Sans entrer ici dans le détail des très longs développements que Foucault consacre à ces concepts,
retenons ici la thèse qui paraît s’en dégager : la réflexion antique sur la sexualité ne produit aucune
espèce de forme canonique des actes sexuels. Elle est bien plutôt au fondement d’une régulation
souple de l’usage du sexe, destinée à fixer les conditions de sa fécondité éthique, dans une grande
attention au contexte toujours singulier de son exercice. Antikantisme de l’usage des plaisirs :
« Ce n’est donc pas en universalisant la règle de son action que, dans cette forme de morale,
l’individu se constitue comme sujet éthique : c’est au contraire par une attitude et par une recherche
qui, individualisant son action, la modulent, et peuvent même lui donner un éclat singulier par la
structure rationnelle et réfléchie qu’elle lui prête. »22
L’éthique de la sexualité se construit dans une relation polémique à soi-même, dans un combat qui
nécessite exercices et entraînements, au sens sportif du terme, au sens aussi d’une discipline virile,
conçue par et pour des hommes. L’éthique n’est rien d’autre que la manière par laquelle l’homme
libre donne un style à sa liberté23, par une maîtrise de ses plaisirs, mais plus largement par une
diététique, une économique et une érotique de toute l’existence.
Le souci de soi est dans sa matérialité un rapport au corps : la diététique est même en un sens une
forme de biopolitique de soi, une manière de penser la juste manifestation de notre vitalité. Cet art de
soi contient une dimension sexuelle non en ce que le plaisir serait un péril moral particulier, mais
bien parce qu’il est une dépense énergétique dont la régulation relève « du jeu de la vie et de la
mort. »24
Une même logique éthique préside à la réflexion sur le mariage et la fidélité. La tempérance de
l’homme est toujours conçue comme une forme de gouvernement de soi, en même temps qu’un mode
de contrôle de la maisonnée et de l’épouse.25 Et on retrouve enfin un dispositif similaire dans
l’érotique proprement dite : la sexualité des hommes mûrs avec les jeunes garçons est évaluée dans
les codes d’une stylistique, destinée à valoriser l’amour des garçons, quand bien même cette
stylisation s’accompagne de l’exigence d’une quasi-abstinence.

Souci de soi et volonté de vérité

Le dernier livre publié de Foucault n’introduit aucune inflexion notable au projet de l’Usage des
plaisirs, tout en annonçant une recherche inaboutie, consacrée au concept d’aveu.

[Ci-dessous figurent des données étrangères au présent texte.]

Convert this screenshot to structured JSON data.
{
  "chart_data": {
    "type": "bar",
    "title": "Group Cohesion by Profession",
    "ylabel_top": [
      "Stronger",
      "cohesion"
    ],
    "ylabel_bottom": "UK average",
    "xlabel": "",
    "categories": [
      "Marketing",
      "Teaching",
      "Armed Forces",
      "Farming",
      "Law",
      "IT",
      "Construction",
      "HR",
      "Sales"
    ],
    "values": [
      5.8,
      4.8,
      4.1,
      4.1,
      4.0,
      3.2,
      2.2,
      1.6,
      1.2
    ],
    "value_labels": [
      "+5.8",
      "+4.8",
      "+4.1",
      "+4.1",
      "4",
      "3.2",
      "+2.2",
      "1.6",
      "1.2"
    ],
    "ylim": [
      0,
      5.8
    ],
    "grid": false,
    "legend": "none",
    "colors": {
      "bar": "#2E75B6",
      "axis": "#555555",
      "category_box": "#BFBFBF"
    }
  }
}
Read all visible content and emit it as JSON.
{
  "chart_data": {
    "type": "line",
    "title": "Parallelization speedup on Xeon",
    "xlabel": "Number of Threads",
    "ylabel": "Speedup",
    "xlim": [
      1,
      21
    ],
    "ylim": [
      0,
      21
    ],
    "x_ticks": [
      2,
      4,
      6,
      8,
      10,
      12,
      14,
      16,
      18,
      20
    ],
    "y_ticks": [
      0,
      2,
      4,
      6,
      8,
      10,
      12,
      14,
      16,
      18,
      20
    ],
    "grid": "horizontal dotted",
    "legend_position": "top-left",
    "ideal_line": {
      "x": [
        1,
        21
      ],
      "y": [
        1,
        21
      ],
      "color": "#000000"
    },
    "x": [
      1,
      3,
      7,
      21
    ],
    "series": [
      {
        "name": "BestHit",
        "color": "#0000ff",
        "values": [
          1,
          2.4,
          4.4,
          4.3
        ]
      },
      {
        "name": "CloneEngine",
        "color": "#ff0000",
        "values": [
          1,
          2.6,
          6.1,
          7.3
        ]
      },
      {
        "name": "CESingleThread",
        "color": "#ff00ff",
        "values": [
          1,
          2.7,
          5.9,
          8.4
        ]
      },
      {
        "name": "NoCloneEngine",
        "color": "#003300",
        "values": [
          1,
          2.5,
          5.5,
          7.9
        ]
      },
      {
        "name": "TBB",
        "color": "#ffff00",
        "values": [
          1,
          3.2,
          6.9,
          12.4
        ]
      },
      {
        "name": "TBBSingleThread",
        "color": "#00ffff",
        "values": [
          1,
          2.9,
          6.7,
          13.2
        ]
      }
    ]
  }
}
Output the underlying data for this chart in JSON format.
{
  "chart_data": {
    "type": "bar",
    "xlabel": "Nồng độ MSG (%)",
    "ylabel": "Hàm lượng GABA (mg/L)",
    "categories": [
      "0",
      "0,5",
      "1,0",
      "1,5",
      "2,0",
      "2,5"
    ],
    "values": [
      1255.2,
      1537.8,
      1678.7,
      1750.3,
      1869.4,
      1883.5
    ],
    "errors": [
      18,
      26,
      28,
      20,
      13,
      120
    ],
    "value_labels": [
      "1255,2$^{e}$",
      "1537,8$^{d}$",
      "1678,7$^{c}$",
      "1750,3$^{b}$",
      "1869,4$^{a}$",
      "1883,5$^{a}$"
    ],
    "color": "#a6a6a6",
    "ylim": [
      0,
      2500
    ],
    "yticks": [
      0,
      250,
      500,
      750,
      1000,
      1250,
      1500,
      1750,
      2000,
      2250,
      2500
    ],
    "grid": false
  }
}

Si Le Souci de soi
s’éloigne de la question de la vérité et du pouvoir, il prélude à une recherche qui aurait ramené
Foucault à son intérêt originel pour le discours, tout en le rapprochant des périodes historiques pour
lui habituelles.
L’amorce du texte est brutale, mais sans la théâtralité des ouvrages antérieurs. Soit un texte, dit
Foucault, La Clef des songes d’Artémidore, l’exemple le plus complet d’un genre répandu dans
l’Antiquité, l’oniro-critique, ou analyse des rêves. Pourquoi ce texte ? Parce qu’il est l’indice d’une
éthique du sujet courante à cette époque, et qui s’élabore curieusement dans une réflexion sur ce qu’il
est bon ou mauvais de rêver, et non dans qu’il est interdit ou légitime de faire. Ou encore : ce texte est
révélateur d’un souci de soi qui n’a rien de théorique et qui désigne plus une attitude qu’une norme.
Le souci de soi est fécond, productif, comme l’est toute forme de pouvoir : il produit en
l’occurrence de la subjectivation, dans l’effort même « pour trouver dans l’application à soi ce qui
peut lui permettre de s’assujettir à des règles et de finaliser son existence. »26 Le corps est l’objet
privilégié de cet effort, et les pratiques sexuelles le lieu de son élaboration conceptuelle. Celle-ci
varie historiquement, et Foucault s’attache à montrer en son évolution ce qui va esquisser l’attitude
chrétienne, tout en marquant encore la prégnance de la dimension stylistique qui régissait la réflexion
sur l’usage des plaisirs. Il conclut alors :
« Ainsi commence à se développer une Érotique différente de celle qui avait pris son point de
départ dans l’amour des garçons, même si dans l’une comme dans l’autre l’abstention des plaisirs
sexuels joue un rôle important : elle s’organise autour du rapport symétrique et réciproque de
l’homme et de la femme, autour de la haute valeur attribuée à la virginité et de l’union complète où
elle trouve à s’achever. »27
La suite de cette histoire de la sexualité finalement mal nommée n’a jamais été publiée. Mais bien
des textes nous en donnent une idée suffisamment précise pour que puisse se confirmer notre
hypothèse de lecture : ni l’Usage des plaisirs ni Le Souci de soi ne renoncent à penser l’exercice de la
philosophie comme l’élaboration de l’épaisseur des discours, ou comme une archéologie du rapport
à la vérité. Le pli inauguré avec ces textes est de situer le lieu de ce rapport non plus seulement dans la
relation entre un discours et le dispositif théorico-actif qui le sous-tend, mais aussi – ce qui n’exclut
pas le premier axe de l’analyse – dans la façon dont un rapport à soi construit la vérité d’un sujet.28
La subjectivation éthique intègre une vérité, qui peut ensuite se déployer sous la forme d’une
esthétique de l’existence – l’objet des livres publiés –, ou sous celle d’une herméneutique du désir – et
ce sera la spiritualité chrétienne. Annoncée dans La Volonté de savoir, l’analyse des aveux remet au
centre du travail de Foucault un concept de vérité qui était passé au second plan dans Le Souci de soi,
et qui devait être au cœur des Aveux de la chair, comme il l’avait été, tout différemment, de Surveiller
et punir dans sa réflexion sur les procédures d’extorsion de la vérité.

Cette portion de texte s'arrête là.